Meu lado fatal, má, ou qualquer coisa negativa ficou esmagado debaixo do enorme sorriso idiota que eu deu sem querer depois de ouvir isso. Parecia brincadeira, mas estava acontecendo mesmo! E eu não podia estragar aquilo com o sorriso mais bobo da face da terra. Então resolvi voltar a ser fatal.

- Obrigada - pra não falar o que eu queria fiquei quieta mesmo.
- Você tem namorado Rebecca?
- Lógico que não... - ah, pronto. Que resposta desesperada é essa? 'Lógico que não'? Só faltou dizer 'você quer namorar comigo?'. Rebecca você é patética ao extremo! - ...que não vou responder antes de você.
- Eu não tenho namorada, terminei um relacionamento de dois anos à alguns meses... E então?
- Eu também terminei faz pouco tempo, mas não queremos falar disso, não é?
- Eu prefiro falar de relacionamentos futuros, a falar de relacionamentos passados. - a cara de safado que todo homem sabe fazer reinava na minha frente.

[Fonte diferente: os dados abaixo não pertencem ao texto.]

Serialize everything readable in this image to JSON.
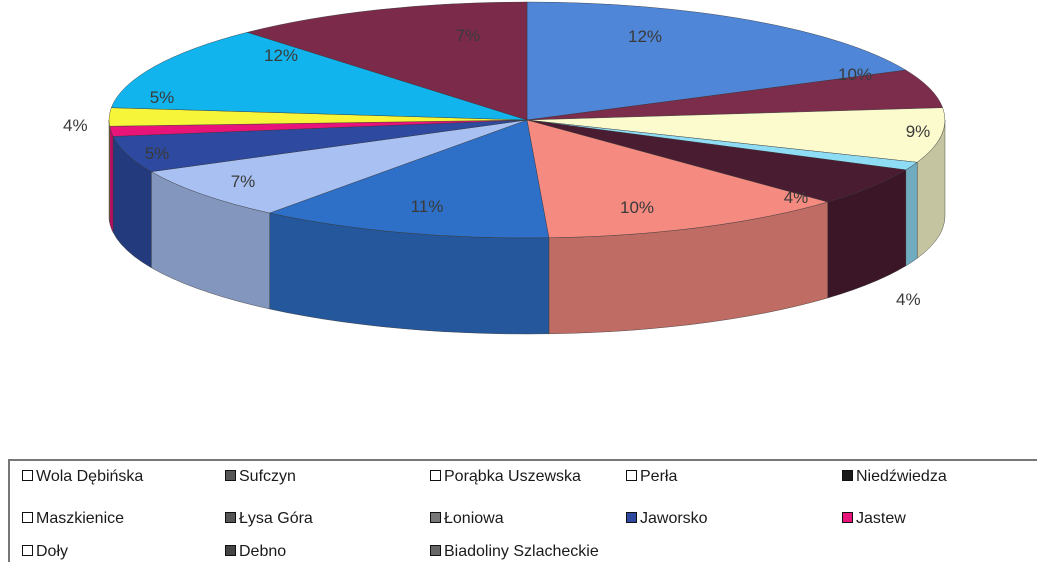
{
  "chart_data": {
    "type": "pie",
    "title": "",
    "slices": [
      {
        "label": "12%",
        "color": "#4f86d8"
      },
      {
        "label": "10%",
        "color": "#7d2d4c"
      },
      {
        "label": "9%",
        "color": "#fbfbcd"
      },
      {
        "label": "",
        "color": "#8fdcf5"
      },
      {
        "label": "4%",
        "color": "#4a1c32"
      },
      {
        "label": "10%",
        "color": "#f48a80"
      },
      {
        "label": "11%",
        "color": "#2e70c8"
      },
      {
        "label": "7%",
        "color": "#a8c0f2"
      },
      {
        "label": "5%",
        "color": "#2d4aa0"
      },
      {
        "label": "4%",
        "color": "#e8147a"
      },
      {
        "label": "5%",
        "color": "#f7f53a"
      },
      {
        "label": "12%",
        "color": "#12b4ee"
      },
      {
        "label": "7%",
        "color": "#7b2a4a"
      }
    ],
    "outside_labels": [
      "4%",
      "4%"
    ],
    "legend": [
      {
        "name": "Wola Dębińska",
        "color": "#ffffff"
      },
      {
        "name": "Sufczyn",
        "color": "#555555"
      },
      {
        "name": "Porąbka Uszewska",
        "color": "#ffffff"
      },
      {
        "name": "Perła",
        "color": "#ffffff"
      },
      {
        "name": "Niedźwiedza",
        "color": "#1a1a1a"
      },
      {
        "name": "Maszkienice",
        "color": "#ffffff"
      },
      {
        "name": "Łysa Góra",
        "color": "#555555"
      },
      {
        "name": "Łoniowa",
        "color": "#777777"
      },
      {
        "name": "Jaworsko",
        "color": "#2d4aa0"
      },
      {
        "name": "Jastew",
        "color": "#e8147a"
      },
      {
        "name": "Doły",
        "color": "#ffffff"
      },
      {
        "name": "Debno",
        "color": "#444444"
      },
      {
        "name": "Biadoliny Szlacheckie",
        "color": "#666666"
      }
    ]
  }
}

Depois de conversamos um tempinho, descobri que ele é aspirante à ator, fez umas propagandas para a JephiWallet, gosta de música clássica, e mora com o cachorro numa rua perto da - adivinhem - minha. O tempo era bem curtinho mesmo, pois ele tinha que voltar ao trabalho, e eu tinha que procurar um também. Me convidou para sair na quinta feira e eu sem pensar, aceitei claro. Mas depois de alguns segundos após o 'sim', me lembrei do teste na boate. Quinta era o único dia de folga dele, então, não hesitou em aceitar ir à boate e me ver fazendo drinks. O que me deixaria mais nervosa e mais propícia a quebrar as coisas do lugar e consequentemente não levar o emprego. Mas, pensando bem, vão ter centenas de pessoas lá e um a mais, um a menos não ia fazer diferença.